An Israeli court has frozen the sale of three church buildings in Jerusalem to a Jewish settler group, responding to a request from the Greek Orthodox Patriarchate, reported Haaretz.
Ateret Cohanim, "a Jewish organization which seeks to increase Jewish presence in the Old City", claims to have legally purchased the buildings, "strategically located in East Jerusalem".
A Jerusalem District Court judge granted the request yesterday, but, as Haaretz reported, "the ruling was not made on the merits of the case".
Instead, "it was made by default after three foreign shell companies affiliated with Ateret Cohanim failed to file a response to the church's motion by the required deadline."
The judge also ordered the companies to pay the Patriarchate 50,000 shekels ($14,400) in legal expenses and court costs.
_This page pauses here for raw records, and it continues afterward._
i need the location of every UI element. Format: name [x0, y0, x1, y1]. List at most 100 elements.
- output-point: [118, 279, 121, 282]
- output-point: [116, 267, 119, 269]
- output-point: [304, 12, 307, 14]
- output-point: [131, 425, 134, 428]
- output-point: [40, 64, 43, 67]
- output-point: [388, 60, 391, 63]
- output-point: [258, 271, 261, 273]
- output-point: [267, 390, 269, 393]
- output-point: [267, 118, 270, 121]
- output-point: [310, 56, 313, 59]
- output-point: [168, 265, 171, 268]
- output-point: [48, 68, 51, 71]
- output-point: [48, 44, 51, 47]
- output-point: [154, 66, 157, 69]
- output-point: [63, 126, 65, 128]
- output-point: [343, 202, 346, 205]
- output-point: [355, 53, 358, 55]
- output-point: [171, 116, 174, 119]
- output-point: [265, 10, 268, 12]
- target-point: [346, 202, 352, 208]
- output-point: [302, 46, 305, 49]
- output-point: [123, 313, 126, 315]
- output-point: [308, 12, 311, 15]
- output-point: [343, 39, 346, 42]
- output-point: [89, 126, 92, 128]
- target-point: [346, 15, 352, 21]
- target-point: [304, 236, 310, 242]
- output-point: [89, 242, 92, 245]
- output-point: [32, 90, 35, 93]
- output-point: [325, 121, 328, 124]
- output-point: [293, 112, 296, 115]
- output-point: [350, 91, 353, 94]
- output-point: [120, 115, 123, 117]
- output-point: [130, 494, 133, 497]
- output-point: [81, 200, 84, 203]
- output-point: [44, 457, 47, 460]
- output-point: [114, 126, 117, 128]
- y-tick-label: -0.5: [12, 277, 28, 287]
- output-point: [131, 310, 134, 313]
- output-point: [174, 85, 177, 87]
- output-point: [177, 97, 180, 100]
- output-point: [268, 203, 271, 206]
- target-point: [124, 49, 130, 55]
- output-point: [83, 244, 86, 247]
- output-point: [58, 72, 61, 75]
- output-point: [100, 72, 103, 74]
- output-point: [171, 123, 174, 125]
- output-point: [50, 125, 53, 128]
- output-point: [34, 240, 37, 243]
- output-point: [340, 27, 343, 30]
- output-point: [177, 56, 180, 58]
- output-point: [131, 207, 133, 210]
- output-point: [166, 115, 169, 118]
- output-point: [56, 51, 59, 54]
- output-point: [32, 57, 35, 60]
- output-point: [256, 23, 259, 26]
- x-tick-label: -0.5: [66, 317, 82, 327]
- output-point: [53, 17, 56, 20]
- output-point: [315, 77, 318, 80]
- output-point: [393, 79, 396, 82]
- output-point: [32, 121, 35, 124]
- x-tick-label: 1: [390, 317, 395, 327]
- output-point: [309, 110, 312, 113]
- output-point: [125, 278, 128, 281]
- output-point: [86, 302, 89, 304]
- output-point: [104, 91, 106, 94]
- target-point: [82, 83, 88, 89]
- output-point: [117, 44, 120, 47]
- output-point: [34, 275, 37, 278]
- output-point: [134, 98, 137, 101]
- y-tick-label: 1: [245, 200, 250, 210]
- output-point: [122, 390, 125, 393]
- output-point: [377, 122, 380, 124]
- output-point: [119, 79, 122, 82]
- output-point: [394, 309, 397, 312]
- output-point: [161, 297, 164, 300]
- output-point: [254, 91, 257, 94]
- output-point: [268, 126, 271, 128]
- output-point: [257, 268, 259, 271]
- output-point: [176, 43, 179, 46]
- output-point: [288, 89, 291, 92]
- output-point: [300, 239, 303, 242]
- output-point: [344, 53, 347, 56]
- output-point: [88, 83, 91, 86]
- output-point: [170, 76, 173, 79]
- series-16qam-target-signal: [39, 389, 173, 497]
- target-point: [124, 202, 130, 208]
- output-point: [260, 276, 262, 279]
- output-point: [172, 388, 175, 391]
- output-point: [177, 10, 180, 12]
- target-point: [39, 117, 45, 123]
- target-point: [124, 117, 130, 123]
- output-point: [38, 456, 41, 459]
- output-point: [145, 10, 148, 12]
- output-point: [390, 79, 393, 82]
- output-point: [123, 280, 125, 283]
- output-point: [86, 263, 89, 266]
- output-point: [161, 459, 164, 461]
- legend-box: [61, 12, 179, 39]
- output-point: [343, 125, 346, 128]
As reported by Haaretz, "the contested sale 14 years ago included two large hotels, the New Imperial and the Petra, which overlook the Jaffa Gate", with a third building in the Christian Quarter.
In 2018, a different judge ruled that, despite "problems with the sale of the property, the church had not proven that the transactions were the product of bribery or corruption and the sale was valid." In June this year, that ruling was confirmed by the Israeli Supreme Court.
That final decision, as Haaretz noted, "paved the way for Ateret Cohanim to ultimately take over the buildings and evict their residents in the future."
In August, the Patriarchate claimed to have uncovered newly discovered evidence which exposed alleged "fraud, forgery of documents presented in court and bribery, including alleged attempted sexual bribery", on the part of Ateret Cohanim.